Jakarta (ANTARA News) - Moratorium penebangan hutan dinilai sejumlah aktivis LSM lingkungan hidup merupakan satu-satunya cara yang harus dilakukan dalam rangka menyelamatkan hutan Indonesia.
"Moratorium adalah satu-satunya cara untuk menghentikan pengrusakan hutan Indonesia," kata Koordinator CSF (Civil Society Forum), Giorgio Budi Indrarto, dalam konferensi pers di kantor Wahana Lingkungan Hidup (Walhi), Jakarta, Jumat.
Giorgio yang akrab dipanggil Jojo itu mengemukakan, moratorium penebangan hutan yang merupakan implementasi dari perjanjian "Letter of Intent" (LoI) antara Indonesia dan Norwegia itu bermanfaat digunakan untuk menata kembali kawasan hutan.
Pembicara lainnya, Koordinator Konsorsium Pendukung Sistem Hutan Kerakyatan Mohammad Djauhari mengatakan, moratorium penting untuk dilakukan dengan segera antara lain karena telah banyak kawasan lahan gambut yang telah dan berpotensi dikonversi menjadi perkebunan untuk kelapa sawit.
"Ini mencemaskan karena ada masyarakat adat yang sangat bergantung pada rawa gambut," kata Djauhari.
Sekretaris Jenderal Aliansi Masyarakat Adat Nusantara (AMAN), Abdon Nababan, mengatakan, moratorium sebenarnya bukanlah merupakan usulan yang datang dari Norwegia, tetapi usulan yang datang dari berbagai kelompok masyarakat sipil yang peduli terhadap isu lingkungan dan juga dari masyarakat adat di hutan.
Abdon menyesalkan karena masih terdapat politisi termasuk sejumlah anggota DPR yang menyatakan bahwa moratorium tersebut merupakan salah satu bentuk intervensi asing.

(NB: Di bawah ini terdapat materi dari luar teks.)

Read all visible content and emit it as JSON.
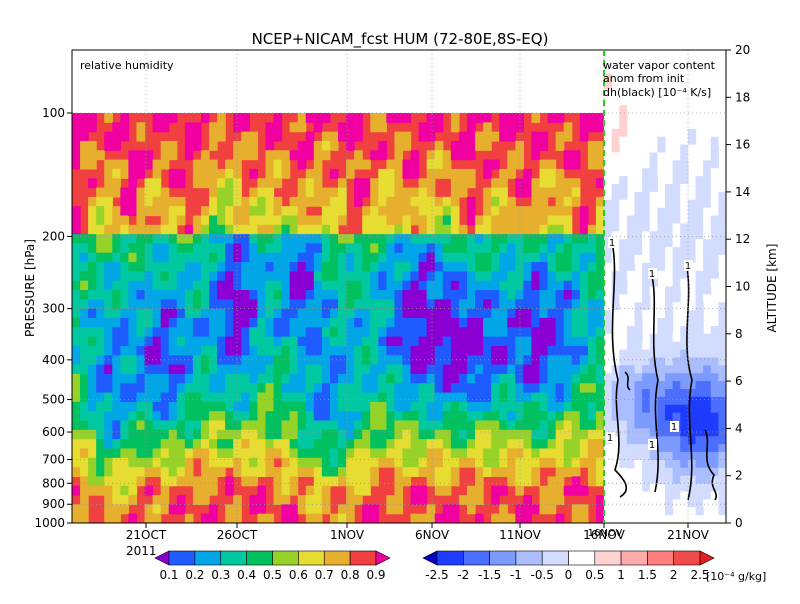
{
  "chart_data": [
    {
      "type": "heatmap",
      "title": "NCEP+NICAM_fcst HUM (72-80E,8S-EQ)",
      "panel_label": "relative humidity",
      "ylabel": "PRESSURE [hPa]",
      "y2label": "ALTITUDE [km]",
      "x_ticks": [
        "21OCT",
        "26OCT",
        "1NOV",
        "6NOV",
        "11NOV",
        "16NOV",
        "21NOV"
      ],
      "x_year_label": "2011",
      "y_ticks": [
        "100",
        "200",
        "300",
        "400",
        "500",
        "600",
        "700",
        "800",
        "900",
        "1000"
      ],
      "y_tick_values": [
        100,
        200,
        300,
        400,
        500,
        600,
        700,
        800,
        900,
        1000
      ],
      "y2_ticks": [
        "0",
        "2",
        "4",
        "6",
        "8",
        "10",
        "12",
        "14",
        "16",
        "18",
        "20"
      ],
      "grid": true,
      "forecast_start_marker": "16NOV",
      "fill_levels": [
        0.1,
        0.2,
        0.3,
        0.4,
        0.5,
        0.6,
        0.7,
        0.8,
        0.9
      ],
      "colorbar": {
        "labels": [
          "0.1",
          "0.2",
          "0.3",
          "0.4",
          "0.5",
          "0.6",
          "0.7",
          "0.8",
          "0.9"
        ],
        "colors": [
          "#8a00d4",
          "#1e5cff",
          "#00a6e6",
          "#00c8a0",
          "#00c060",
          "#96d228",
          "#e6dc32",
          "#e6af2d",
          "#f04040",
          "#f000a0"
        ]
      }
    },
    {
      "type": "heatmap",
      "panel_label_lines": [
        "water vapor content",
        "anom from init",
        "dh(black) [10⁻⁴ K/s]"
      ],
      "contour_labels": [
        "1",
        "1",
        "1",
        "1",
        "1",
        "1"
      ],
      "colorbar": {
        "labels": [
          "-2.5",
          "-2",
          "-1.5",
          "-1",
          "-0.5",
          "0",
          "0.5",
          "1",
          "1.5",
          "2",
          "2.5"
        ],
        "unit": "[10⁻⁴ g/kg]",
        "colors": [
          "#0000c8",
          "#1e3cff",
          "#4b6eff",
          "#7d9bff",
          "#aabeff",
          "#d2dcff",
          "#ffffff",
          "#ffd2d2",
          "#ffaaaa",
          "#ff7d7d",
          "#f04b4b",
          "#e61e1e"
        ]
      }
    }
  ]
}
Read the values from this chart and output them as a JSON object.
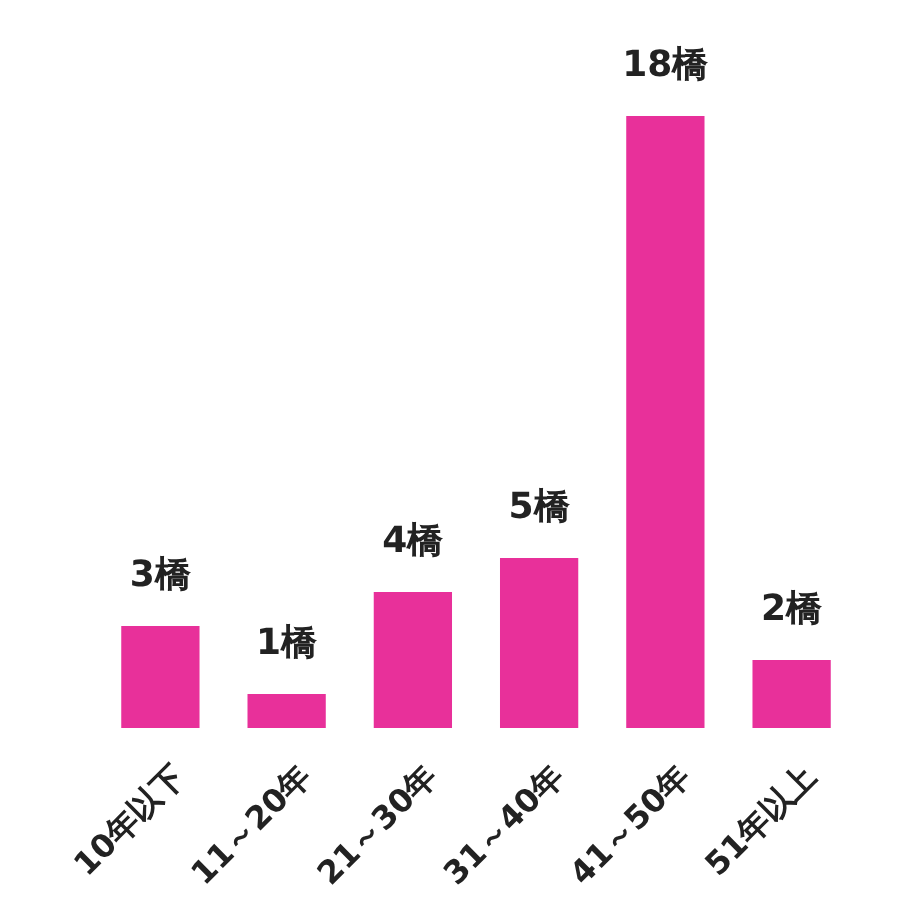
{
  "chart_data": {
    "type": "bar",
    "categories": [
      "10年以下",
      "11～20年",
      "21～30年",
      "31～40年",
      "41～50年",
      "51年以上"
    ],
    "values": [
      3,
      1,
      4,
      5,
      18,
      2
    ],
    "value_labels": [
      "3橋",
      "1橋",
      "4橋",
      "5橋",
      "18橋",
      "2橋"
    ],
    "color": "#e8309a"
  }
}
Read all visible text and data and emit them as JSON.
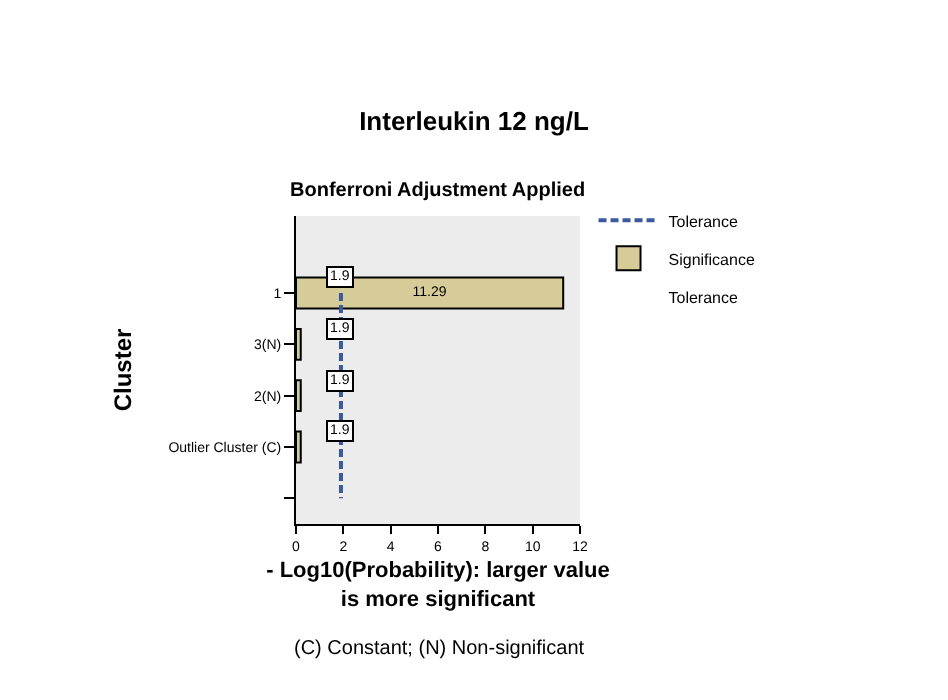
{
  "chart_data": {
    "type": "bar",
    "orientation": "horizontal",
    "title": "Interleukin 12 ng/L",
    "subtitle": "Bonferroni Adjustment Applied",
    "xlabel": "- Log10(Probability): larger value\nis more significant",
    "ylabel": "Cluster",
    "categories": [
      "1",
      "3(N)",
      "2(N)",
      "Outlier Cluster (C)",
      null
    ],
    "series": [
      {
        "name": "Significance",
        "color": "#d6cc99",
        "values": [
          11.29,
          0.2,
          0.2,
          0.2,
          null
        ],
        "value_labels": [
          "11.29",
          null,
          null,
          null,
          null
        ]
      },
      {
        "name": "Tolerance",
        "type": "line",
        "color": "#3a5a9a",
        "line_style": "dashed",
        "values": [
          1.9,
          1.9,
          1.9,
          1.9,
          1.9
        ],
        "value_labels": [
          "1.9",
          "1.9",
          "1.9",
          "1.9",
          null
        ]
      }
    ],
    "xlim": [
      0,
      12
    ],
    "xticks": [
      0,
      2,
      4,
      6,
      8,
      10,
      12
    ],
    "annotations": [
      "Tolerance",
      "(C) Constant; (N) Non-significant"
    ],
    "legend": "top right",
    "grid": false
  }
}
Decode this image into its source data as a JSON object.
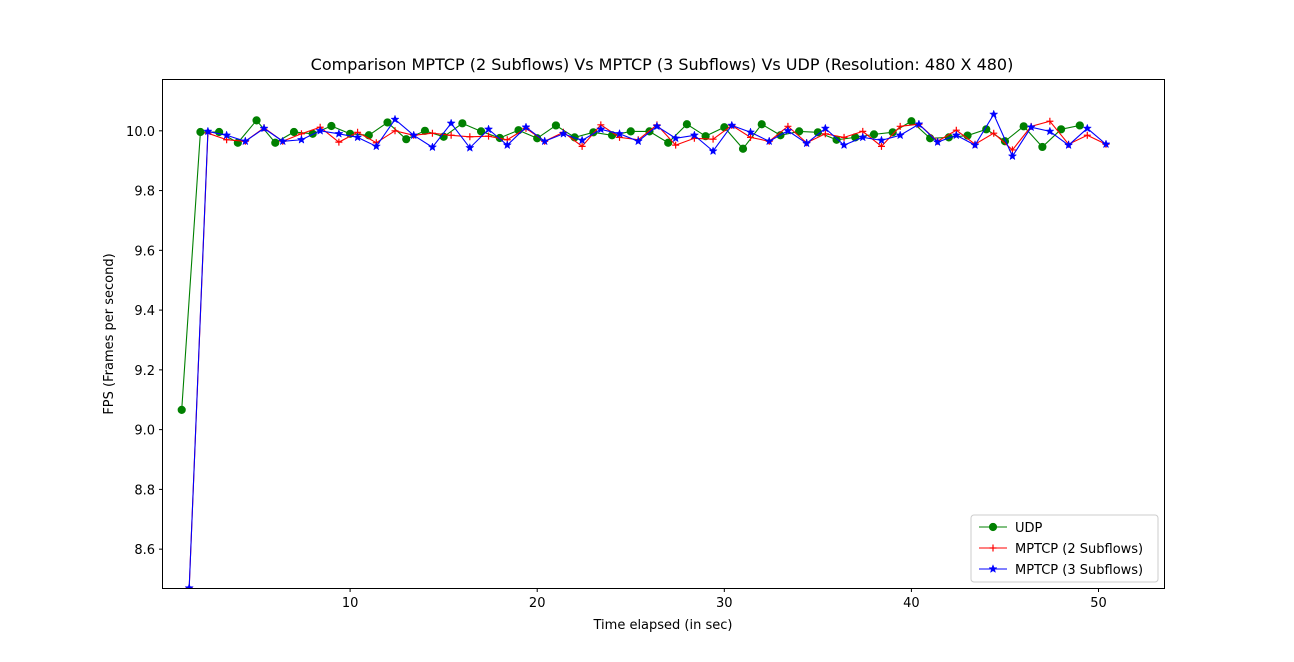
{
  "chart_data": {
    "type": "line",
    "title": "Comparison MPTCP (2 Subflows) Vs MPTCP (3 Subflows) Vs UDP (Resolution: 480 X 480)",
    "xlabel": "Time elapsed (in sec)",
    "ylabel": "FPS (Frames per second)",
    "xlim": [
      0,
      53.5
    ],
    "ylim": [
      8.47,
      10.17
    ],
    "xticks": [
      10,
      20,
      30,
      40,
      50
    ],
    "yticks": [
      8.6,
      8.8,
      9.0,
      9.2,
      9.4,
      9.6,
      9.8,
      10.0
    ],
    "grid": false,
    "legend_position": "lower-right",
    "series": [
      {
        "name": "UDP",
        "color": "#008000",
        "marker": "circle",
        "x": [
          1.0,
          2.0,
          3.0,
          4.0,
          5.0,
          6.0,
          7.0,
          8.0,
          9.0,
          10.0,
          11.0,
          12.0,
          13.0,
          14.0,
          15.0,
          16.0,
          17.0,
          18.0,
          19.0,
          20.0,
          21.0,
          22.0,
          23.0,
          24.0,
          25.0,
          26.0,
          27.0,
          28.0,
          29.0,
          30.0,
          31.0,
          32.0,
          33.0,
          34.0,
          35.0,
          36.0,
          37.0,
          38.0,
          39.0,
          40.0,
          41.0,
          42.0,
          43.0,
          44.0,
          45.0,
          46.0,
          47.0,
          48.0,
          49.0
        ],
        "y": [
          9.066,
          9.996,
          9.996,
          9.96,
          10.035,
          9.96,
          9.996,
          9.99,
          10.016,
          9.99,
          9.985,
          10.028,
          9.972,
          10.0,
          9.98,
          10.025,
          9.998,
          9.976,
          10.002,
          9.975,
          10.018,
          9.978,
          9.995,
          9.985,
          9.998,
          9.998,
          9.96,
          10.022,
          9.982,
          10.012,
          9.94,
          10.022,
          9.985,
          9.998,
          9.995,
          9.97,
          9.978,
          9.988,
          9.995,
          10.032,
          9.975,
          9.978,
          9.984,
          10.005,
          9.965,
          10.015,
          9.946,
          10.005,
          10.018
        ]
      },
      {
        "name": "MPTCP (2 Subflows)",
        "color": "#ff0000",
        "marker": "plus",
        "x": [
          1.4,
          2.4,
          3.4,
          4.4,
          5.4,
          6.4,
          7.4,
          8.4,
          9.4,
          10.4,
          11.4,
          12.4,
          13.4,
          14.4,
          15.4,
          16.4,
          17.4,
          18.4,
          19.4,
          20.4,
          21.4,
          22.4,
          23.4,
          24.4,
          25.4,
          26.4,
          27.4,
          28.4,
          29.4,
          30.4,
          31.4,
          32.4,
          33.4,
          34.4,
          35.4,
          36.4,
          37.4,
          38.4,
          39.4,
          40.4,
          41.4,
          42.4,
          43.4,
          44.4,
          45.4,
          46.4,
          47.4,
          48.4,
          49.4,
          50.4
        ],
        "y": [
          8.47,
          9.992,
          9.97,
          9.965,
          10.01,
          9.965,
          9.99,
          10.012,
          9.962,
          9.995,
          9.96,
          10.0,
          9.985,
          9.992,
          9.985,
          9.98,
          9.982,
          9.97,
          10.008,
          9.965,
          9.995,
          9.948,
          10.02,
          9.978,
          9.97,
          10.02,
          9.952,
          9.975,
          9.972,
          10.018,
          9.978,
          9.965,
          10.015,
          9.96,
          9.99,
          9.978,
          9.998,
          9.948,
          10.015,
          10.022,
          9.965,
          10.002,
          9.955,
          9.992,
          9.936,
          10.015,
          10.032,
          9.955,
          9.985,
          9.955
        ]
      },
      {
        "name": "MPTCP (3 Subflows)",
        "color": "#0000ff",
        "marker": "star",
        "x": [
          1.4,
          2.4,
          3.4,
          4.4,
          5.4,
          6.4,
          7.4,
          8.4,
          9.4,
          10.4,
          11.4,
          12.4,
          13.4,
          14.4,
          15.4,
          16.4,
          17.4,
          18.4,
          19.4,
          20.4,
          21.4,
          22.4,
          23.4,
          24.4,
          25.4,
          26.4,
          27.4,
          28.4,
          29.4,
          30.4,
          31.4,
          32.4,
          33.4,
          34.4,
          35.4,
          36.4,
          37.4,
          38.4,
          39.4,
          40.4,
          41.4,
          42.4,
          43.4,
          44.4,
          45.4,
          46.4,
          47.4,
          48.4,
          49.4,
          50.4
        ],
        "y": [
          8.47,
          9.998,
          9.985,
          9.965,
          10.008,
          9.965,
          9.97,
          10.0,
          9.99,
          9.978,
          9.948,
          10.038,
          9.985,
          9.945,
          10.025,
          9.943,
          10.005,
          9.952,
          10.012,
          9.965,
          9.99,
          9.968,
          10.005,
          9.99,
          9.965,
          10.015,
          9.975,
          9.985,
          9.932,
          10.018,
          9.995,
          9.965,
          10.0,
          9.958,
          10.008,
          9.952,
          9.978,
          9.968,
          9.985,
          10.022,
          9.962,
          9.985,
          9.952,
          10.055,
          9.915,
          10.012,
          9.998,
          9.952,
          10.008,
          9.955
        ]
      }
    ]
  }
}
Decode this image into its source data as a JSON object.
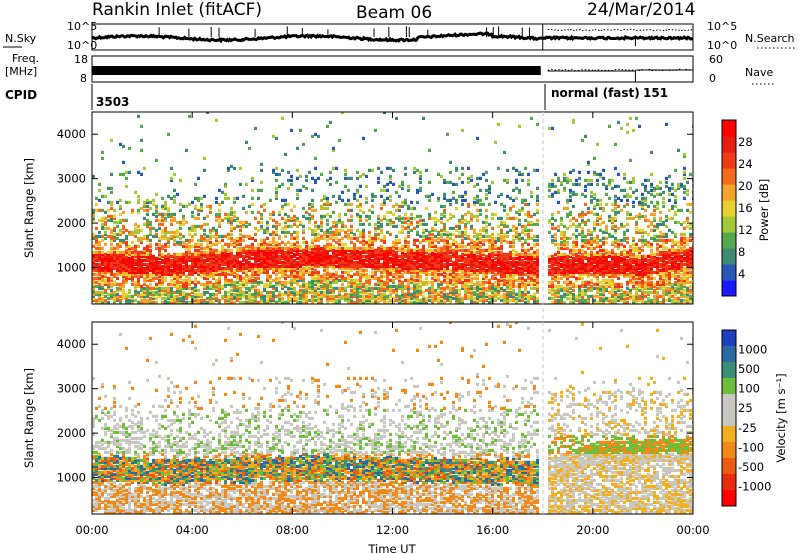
{
  "chart_data": {
    "type": "heatmap",
    "title": {
      "left": "Rankin Inlet (fitACF)",
      "center": "Beam 06",
      "right": "24/Mar/2014"
    },
    "xlabel": "Time UT",
    "xticks": [
      "00:00",
      "04:00",
      "08:00",
      "12:00",
      "16:00",
      "20:00",
      "00:00"
    ],
    "xrange_hours": [
      0,
      24
    ],
    "header": {
      "nsky": {
        "label": "N.Sky",
        "ticks": [
          "10^5",
          "10^0"
        ]
      },
      "nsearch": {
        "label": "N.Search",
        "ticks": [
          "10^5",
          "10^0"
        ]
      },
      "freq": {
        "label": "Freq.",
        "unit": "[MHz]",
        "ticks": [
          "18",
          "8"
        ]
      },
      "nave": {
        "label": "Nave",
        "ticks": [
          "60",
          "0"
        ]
      },
      "cpid": {
        "label": "CPID",
        "segments": [
          "3503",
          "normal (fast)",
          "151"
        ],
        "change_hour": 18.0
      }
    },
    "panels": [
      {
        "name": "power",
        "ylabel": "Slant Range [km]",
        "yticks": [
          "1000",
          "2000",
          "3000",
          "4000"
        ],
        "ylim_km": [
          180,
          4500
        ],
        "colorbar": {
          "label": "Power [dB]",
          "ticks": [
            "4",
            "8",
            "12",
            "16",
            "20",
            "24",
            "28"
          ],
          "colors": [
            "#1a1aff",
            "#2a58b8",
            "#3f8a72",
            "#55a84e",
            "#a5c83a",
            "#e7d030",
            "#f5a32a",
            "#f36a1e",
            "#ee3a16",
            "#e61c10",
            "#ff0000"
          ]
        }
      },
      {
        "name": "velocity",
        "ylabel": "Slant Range [km]",
        "yticks": [
          "1000",
          "2000",
          "3000",
          "4000"
        ],
        "ylim_km": [
          180,
          4500
        ],
        "colorbar": {
          "label": "Velocity [m s⁻¹]",
          "ticks": [
            "1000",
            "500",
            "100",
            "25",
            "-25",
            "-100",
            "-500",
            "-1000"
          ],
          "colors": [
            "#1e40c0",
            "#2a6aa0",
            "#3a8e78",
            "#6fbe3a",
            "#c8c8c0",
            "#c8c8c0",
            "#f2b020",
            "#f08a18",
            "#ec5a14",
            "#e82a10",
            "#ff0000"
          ]
        }
      }
    ],
    "series_description_points": [
      {
        "panel": "power",
        "hours": [
          0,
          3,
          6,
          9,
          12,
          15,
          18,
          20,
          22,
          24
        ],
        "main_band_km": [
          1100,
          1000,
          1150,
          1200,
          1150,
          1100,
          1000,
          1050,
          1000,
          1200
        ]
      },
      {
        "panel": "velocity",
        "hours": [
          0,
          3,
          6,
          9,
          12,
          15,
          18,
          20,
          22,
          24
        ],
        "main_band_km": [
          1200,
          1100,
          1150,
          1200,
          1150,
          1100,
          1100,
          1500,
          1550,
          1600
        ]
      }
    ]
  }
}
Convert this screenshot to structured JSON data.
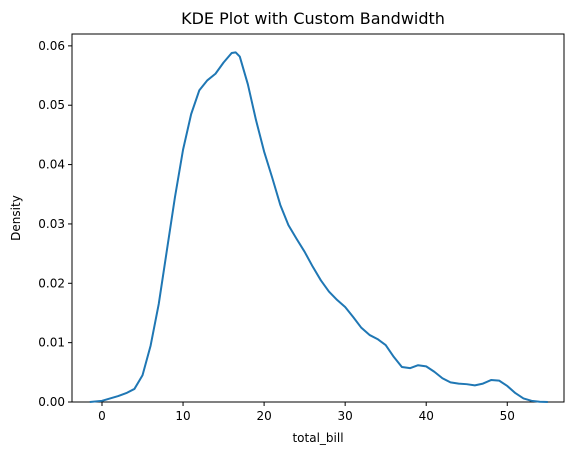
{
  "chart_data": {
    "type": "line",
    "title": "KDE Plot with Custom Bandwidth",
    "xlabel": "total_bill",
    "ylabel": "Density",
    "xlim": [
      -3.7,
      57.0
    ],
    "ylim": [
      0,
      0.062
    ],
    "xticks": [
      0,
      10,
      20,
      30,
      40,
      50
    ],
    "xtick_labels": [
      "0",
      "10",
      "20",
      "30",
      "40",
      "50"
    ],
    "yticks": [
      0.0,
      0.01,
      0.02,
      0.03,
      0.04,
      0.05,
      0.06
    ],
    "ytick_labels": [
      "0.00",
      "0.01",
      "0.02",
      "0.03",
      "0.04",
      "0.05",
      "0.06"
    ],
    "grid": false,
    "line_color": "#1f77b4",
    "series": [
      {
        "x": [
          -1.5,
          0,
          1,
          2,
          3,
          4,
          5,
          6,
          7,
          8,
          9,
          10,
          11,
          12,
          13,
          14,
          15,
          16,
          16.5,
          17,
          18,
          19,
          20,
          21,
          22,
          23,
          24,
          25,
          26,
          27,
          28,
          29,
          30,
          31,
          32,
          33,
          34,
          35,
          36,
          37,
          38,
          39,
          40,
          41,
          42,
          43,
          44,
          45,
          46,
          47,
          48,
          49,
          50,
          51,
          52,
          53,
          54,
          55
        ],
        "y": [
          0.0,
          0.0002,
          0.0006,
          0.001,
          0.0015,
          0.0022,
          0.0045,
          0.0095,
          0.0165,
          0.0255,
          0.0345,
          0.0425,
          0.0485,
          0.0525,
          0.0542,
          0.0553,
          0.0572,
          0.0588,
          0.0589,
          0.0582,
          0.0535,
          0.0475,
          0.0422,
          0.0378,
          0.0332,
          0.0298,
          0.0275,
          0.0253,
          0.0228,
          0.0205,
          0.0186,
          0.0172,
          0.016,
          0.0143,
          0.0125,
          0.0113,
          0.0106,
          0.0096,
          0.0076,
          0.0059,
          0.0057,
          0.0062,
          0.006,
          0.0051,
          0.004,
          0.0033,
          0.0031,
          0.003,
          0.0028,
          0.0031,
          0.0037,
          0.0036,
          0.0027,
          0.0015,
          0.0006,
          0.0002,
          5e-05,
          0.0
        ]
      }
    ]
  }
}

"Moratorium sudah kita suarakan sejak hampir 15 tahun lalu," katanya.
Sedangkan Peneliti LSM Huma, Bernardinus Steni, mengatakan, bila moratorium tidak dijalankan, maka konflik antara industri dan warga berpotensi tetap terjadi yang dapat mengakibatkan kriminalisasi terhadap warga.
Sementara itu, Juru Kampanye Perubahan Iklim Walhi, Teguh Surya, memaparkan, moratorium dalam bentuk kegiatan penundaan izin usaha sektor kehutanan harus menghasilkan penurunan laju deforestasi sebesar 50 persen dari angka resmi yang saat ini dikeluarkan Kementerian Kehutanan yakni sebesar 1,17 juta hektar/tahun.
Ia juga menginginkan agar pengkajian perizinan usaha kesehatan dan sektor terkait kehutanan telah 100 persen dilakukan dan penegakan hukum terhadap hasil pengkajian tersebut telah mencapai 50 persen.
Selain itu, cetak biru restrukturisasi industri kehutanan dan reformasi institusi kehutanan telah dilaksanakan setidaknya 50 persen dari total rencana pembenahan dalam cetak biru tersebut.